If there is any discrepancy between the Japanese and English versions of this Privacy Policy, the English version will prevail, unless otherwise specified in an individual agreement or Service-Specific Terms. However, where Service-Specific Terms for impactlake Platform or other services specify that the English version is the authoritative version, the language and priority provisions of those Service-Specific Terms will apply to the use of the relevant service, to the extent permitted by applicable law.

Matters to Be Publicly Announced Concerning Retained Personal Data

In accordance with the Act on the Protection of Personal Information, we publish the following matters concerning the retained personal data we hold.

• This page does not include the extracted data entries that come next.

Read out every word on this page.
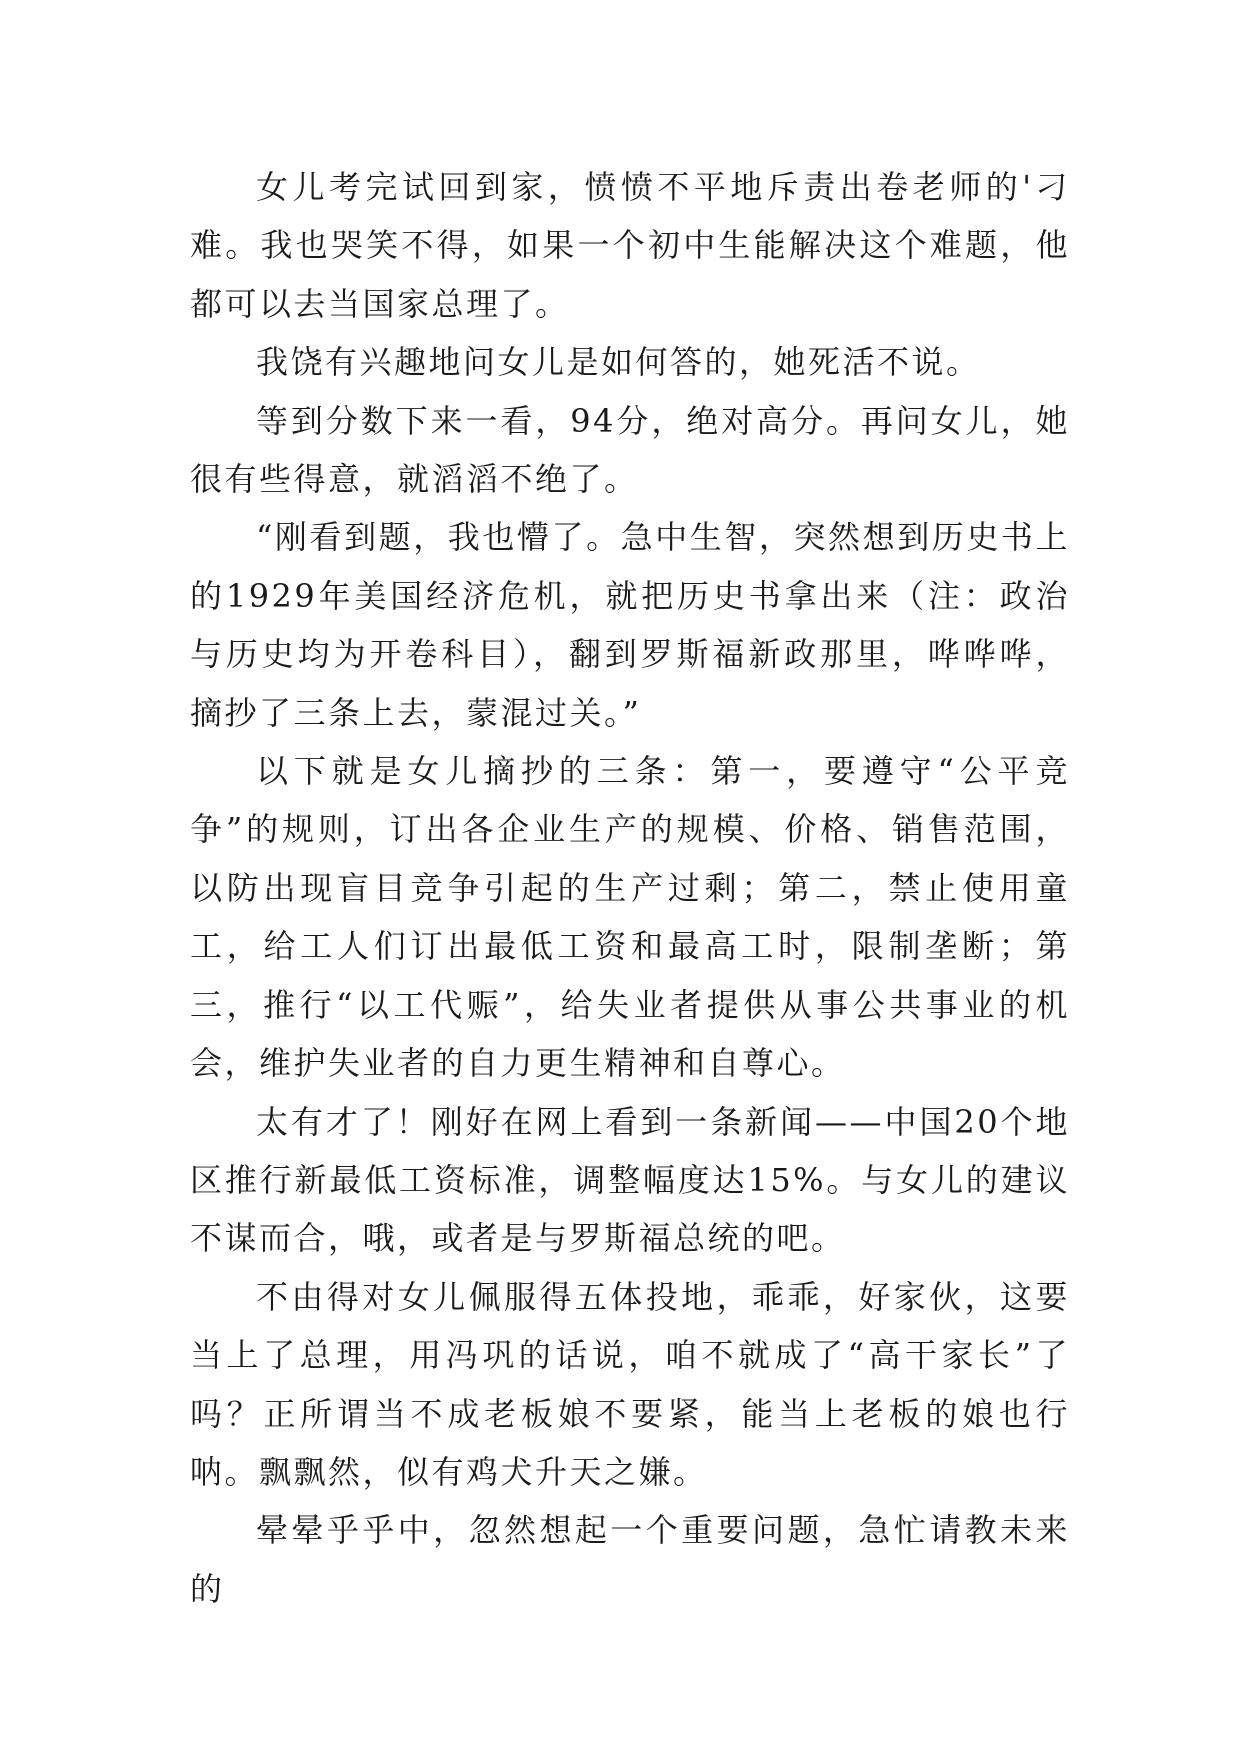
女儿考完试回到家，愤愤不平地斥责出卷老师的'刁难。我也哭笑不得，如果一个初中生能解决这个难题，他都可以去当国家总理了。

我饶有兴趣地问女儿是如何答的，她死活不说。

等到分数下来一看，94分，绝对高分。再问女儿，她很有些得意，就滔滔不绝了。

“刚看到题，我也懵了。急中生智，突然想到历史书上的1929年美国经济危机，就把历史书拿出来（注：政治与历史均为开卷科目），翻到罗斯福新政那里，哗哗哗，摘抄了三条上去，蒙混过关。”

以下就是女儿摘抄的三条：第一，要遵守“公平竞争”的规则，订出各企业生产的规模、价格、销售范围，以防出现盲目竞争引起的生产过剩；第二，禁止使用童工，给工人们订出最低工资和最高工时，限制垄断；第三，推行“以工代赈”，给失业者提供从事公共事业的机会，维护失业者的自力更生精神和自尊心。

太有才了！刚好在网上看到一条新闻——中国20个地区推行新最低工资标准，调整幅度达15%。与女儿的建议不谋而合，哦，或者是与罗斯福总统的吧。

不由得对女儿佩服得五体投地，乖乖，好家伙，这要当上了总理，用冯巩的话说，咱不就成了“高干家长”了吗？正所谓当不成老板娘不要紧，能当上老板的娘也行呐。飘飘然，似有鸡犬升天之嫌。

晕晕乎乎中，忽然想起一个重要问题，急忙请教未来的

(1) Business Operator Name, Address, and Representative
IMPACTLAKE Co. Ltd. / GM Bldg. 5F, 6-11-16 Sotokanda, Chiyoda-ku, Tokyo 101-0021, Japan / Representative Director: Reona Sekino

(2) Personal Information Protection Manager
Personal Information Protection Manager (held by the Representative Director) / Contact: Privacy Desk below

(3) Purposes of Use of Retained Personal Data

• Contact persons of customers and business partners: conclusion and performance of contracts, provision of services, implementation support and support, billing and payment, and business communications
• Service user information (account information and usage records): provision of services, identity verification, quality improvement, support, and important notices
• Inquiry and document-request information: responding to inquiries, sending materials, and providing related information
• Job applicant information: recruitment screening and related communications
• Employee information: employment management, payroll and social insurance procedures, and business communications

(4) Security Control Measures for Retained Personal Data
As described in Section 12 of this Policy. In particular, our production servers are located in Japan, and for external services used in our operations (located in Singapore, the United States, etc.), we ascertain the location of servers and the relevant national systems and use them after confirming appropriate security control measures (understanding of the external environment).

(5) Procedures for Requests for Disclosure, etc.

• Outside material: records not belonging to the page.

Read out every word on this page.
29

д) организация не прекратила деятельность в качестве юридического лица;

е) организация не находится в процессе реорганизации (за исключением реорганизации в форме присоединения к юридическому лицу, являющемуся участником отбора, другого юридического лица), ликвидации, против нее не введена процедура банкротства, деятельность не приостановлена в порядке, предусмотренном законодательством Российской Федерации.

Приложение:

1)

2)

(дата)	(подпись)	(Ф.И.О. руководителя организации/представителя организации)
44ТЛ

• Where to apply: the Privacy Desk below
• Method: a prescribed “Request Form for Disclosure, etc.” is available (requests not using the form are also accepted)
• Identity verification: identity is verified, in principle, by presentation of documents. Where a copy is submitted, it is kept to the minimum necessary and promptly discarded after verification. For requests by a representative, a power of attorney and the representative’s identity documents are also verified.
• Fee: 1,000 yen per request for disclosure or for notification of the purpose of use (paid by the method we designate; transfer fees borne by the requester). Requests for correction, addition, deletion, suspension of use, or suspension of provision to third parties are free of charge.
• Response: we respond without delay, in writing or by an electronic method designated by the individual.

(6) Contact for Complaints and Consultations
IMPACTLAKE Co. Ltd., Privacy Desk (Email: privacy@impactlake.com)

(7) Accredited Personal Information Protection Organization
We are not a covered business operator of an accredited personal information protection organization.